The German energy regulator was also reported as having invited Ukraine’s National Joint Stock Company Naftogaz and LLC Gas Transmission System Operator (GTSOU) to the certification process, which is to be completed by January 2022. Ukraine, which currently has a gas transit agreement with Russia, has been a vocal opponent of the pipeline, fearing imminent revenue losses after its commissioning.
It has also echoed claims by the US that the pipeline threatens the energy security of Ukraine and Europe. Moscow, however, has repeatedly said that it would continue relying on Ukraine's transport capacities to pump gas to Europe in the coming years despite building additional pipelines.
© Photo : Nord Stream 2 / Axel SchmidtThe Russian pipe-laying vessel Akademik Chersky is working on a section of the Nord Stream 2 gas pipeline in German waters.
The Russian pipe-laying vessel Akademik Chersky is working on a section of the Nord Stream 2 gas pipeline in German waters.

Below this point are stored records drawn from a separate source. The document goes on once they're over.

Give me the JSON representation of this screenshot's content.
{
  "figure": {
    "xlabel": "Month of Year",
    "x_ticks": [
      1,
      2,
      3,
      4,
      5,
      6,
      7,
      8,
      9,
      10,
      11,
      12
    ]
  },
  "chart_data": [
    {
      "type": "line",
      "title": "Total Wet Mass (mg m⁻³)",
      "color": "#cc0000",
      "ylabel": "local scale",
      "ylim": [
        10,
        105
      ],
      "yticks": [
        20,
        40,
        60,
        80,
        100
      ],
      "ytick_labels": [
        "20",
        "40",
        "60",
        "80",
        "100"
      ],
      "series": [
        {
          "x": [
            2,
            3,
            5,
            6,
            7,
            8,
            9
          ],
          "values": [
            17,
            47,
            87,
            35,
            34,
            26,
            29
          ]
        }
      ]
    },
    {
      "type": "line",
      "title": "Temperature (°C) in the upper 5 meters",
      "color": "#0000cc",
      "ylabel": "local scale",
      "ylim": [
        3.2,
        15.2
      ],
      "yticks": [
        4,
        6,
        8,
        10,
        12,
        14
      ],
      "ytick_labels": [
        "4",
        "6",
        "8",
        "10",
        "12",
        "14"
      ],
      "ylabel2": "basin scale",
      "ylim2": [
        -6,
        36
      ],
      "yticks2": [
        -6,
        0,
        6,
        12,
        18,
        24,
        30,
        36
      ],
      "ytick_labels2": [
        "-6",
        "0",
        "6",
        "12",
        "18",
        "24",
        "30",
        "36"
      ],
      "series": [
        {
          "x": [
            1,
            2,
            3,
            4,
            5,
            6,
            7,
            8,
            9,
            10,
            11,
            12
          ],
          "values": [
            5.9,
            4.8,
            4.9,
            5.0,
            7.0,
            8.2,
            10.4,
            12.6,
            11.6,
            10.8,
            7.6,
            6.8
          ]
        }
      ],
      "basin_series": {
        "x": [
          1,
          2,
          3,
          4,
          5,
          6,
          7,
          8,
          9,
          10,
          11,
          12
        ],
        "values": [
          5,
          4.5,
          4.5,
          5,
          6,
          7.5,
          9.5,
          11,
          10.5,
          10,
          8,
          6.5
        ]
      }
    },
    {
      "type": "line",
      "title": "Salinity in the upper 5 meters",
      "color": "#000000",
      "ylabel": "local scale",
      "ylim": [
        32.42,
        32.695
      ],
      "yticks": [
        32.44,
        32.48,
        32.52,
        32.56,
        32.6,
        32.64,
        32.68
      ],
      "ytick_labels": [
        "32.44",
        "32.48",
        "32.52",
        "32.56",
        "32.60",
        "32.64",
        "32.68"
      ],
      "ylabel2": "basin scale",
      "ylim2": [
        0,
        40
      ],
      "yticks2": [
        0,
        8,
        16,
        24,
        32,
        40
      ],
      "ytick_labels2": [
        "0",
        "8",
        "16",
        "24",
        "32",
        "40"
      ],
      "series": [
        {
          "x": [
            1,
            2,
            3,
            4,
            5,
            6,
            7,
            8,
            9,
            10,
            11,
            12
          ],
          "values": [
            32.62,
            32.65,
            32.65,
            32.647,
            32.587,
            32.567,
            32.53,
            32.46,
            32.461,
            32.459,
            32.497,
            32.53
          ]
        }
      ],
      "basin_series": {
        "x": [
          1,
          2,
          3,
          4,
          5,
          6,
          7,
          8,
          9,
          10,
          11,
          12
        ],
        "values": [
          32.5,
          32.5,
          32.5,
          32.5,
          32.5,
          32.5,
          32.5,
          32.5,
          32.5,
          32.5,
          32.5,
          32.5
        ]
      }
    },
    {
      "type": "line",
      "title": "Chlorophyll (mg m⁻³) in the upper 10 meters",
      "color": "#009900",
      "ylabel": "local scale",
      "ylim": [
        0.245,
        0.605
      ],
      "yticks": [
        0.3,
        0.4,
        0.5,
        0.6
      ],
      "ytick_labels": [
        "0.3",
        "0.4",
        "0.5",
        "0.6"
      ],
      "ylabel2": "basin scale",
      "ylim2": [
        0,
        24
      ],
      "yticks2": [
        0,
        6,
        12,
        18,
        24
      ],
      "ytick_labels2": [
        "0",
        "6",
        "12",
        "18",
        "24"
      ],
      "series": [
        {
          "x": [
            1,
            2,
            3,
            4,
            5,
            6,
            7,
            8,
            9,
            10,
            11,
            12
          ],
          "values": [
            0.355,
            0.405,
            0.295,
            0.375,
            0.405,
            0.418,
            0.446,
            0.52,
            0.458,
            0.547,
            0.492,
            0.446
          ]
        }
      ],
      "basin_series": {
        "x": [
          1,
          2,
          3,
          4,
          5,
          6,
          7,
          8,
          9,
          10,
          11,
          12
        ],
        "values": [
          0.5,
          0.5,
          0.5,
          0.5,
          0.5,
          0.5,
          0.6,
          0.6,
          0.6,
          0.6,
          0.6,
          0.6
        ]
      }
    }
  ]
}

© Photo : Nord Stream 2 / Axel Schmidt
Construction of Nord Stream 2 was completed in early September 2021. A joint venture by Russia's Gazprom and Western European energy companies ENGIE, OMV, Shell, Uniper and Wintershall Dea, Nord Stream 2 is a 1,230-km twin gas pipeline along the bottom of the Baltic Sea to complement the existing Nord Stream 1 network.
The network is capable of transporting up to 1.9 trillion cubic feet (55 billion cubic metres) of gas annually from Russia to Europe, thus doubling Nord Stream's capacity. Despite long being defended by its participants as a purely economic and not political venture, the project for the 1,230 km pipeline has been forced to tackle a plethora of challenges, ranging from negotiating operating terms and obtaining clearances from involved countries, to US sanctions, imposed in December 2019 against a key contractor, Switzerland-based AllSeas.
Washington, also driven by ambitions to sell Germany and Eastern Europe its more expensive, tanker-delivered liquefied natural gas, has long claimed the Nord Stream 2 project would leave Ukraine without money from Russian gas transit, while making Europe dependent on Russian gas – allegations that Moscow dismissed as unfounded.
Last month Russian President Vladimir Putin said Russia could start delivering natural gas to Europe via the Nord Stream 2 pipeline as soon as Moscow gets the green light from Berlin.
“If the German regulator hands its clearance for supplies tomorrow, deliveries of 17.5 billion cubic metres [of gas] will start the day after tomorrow”, Putin emphasised.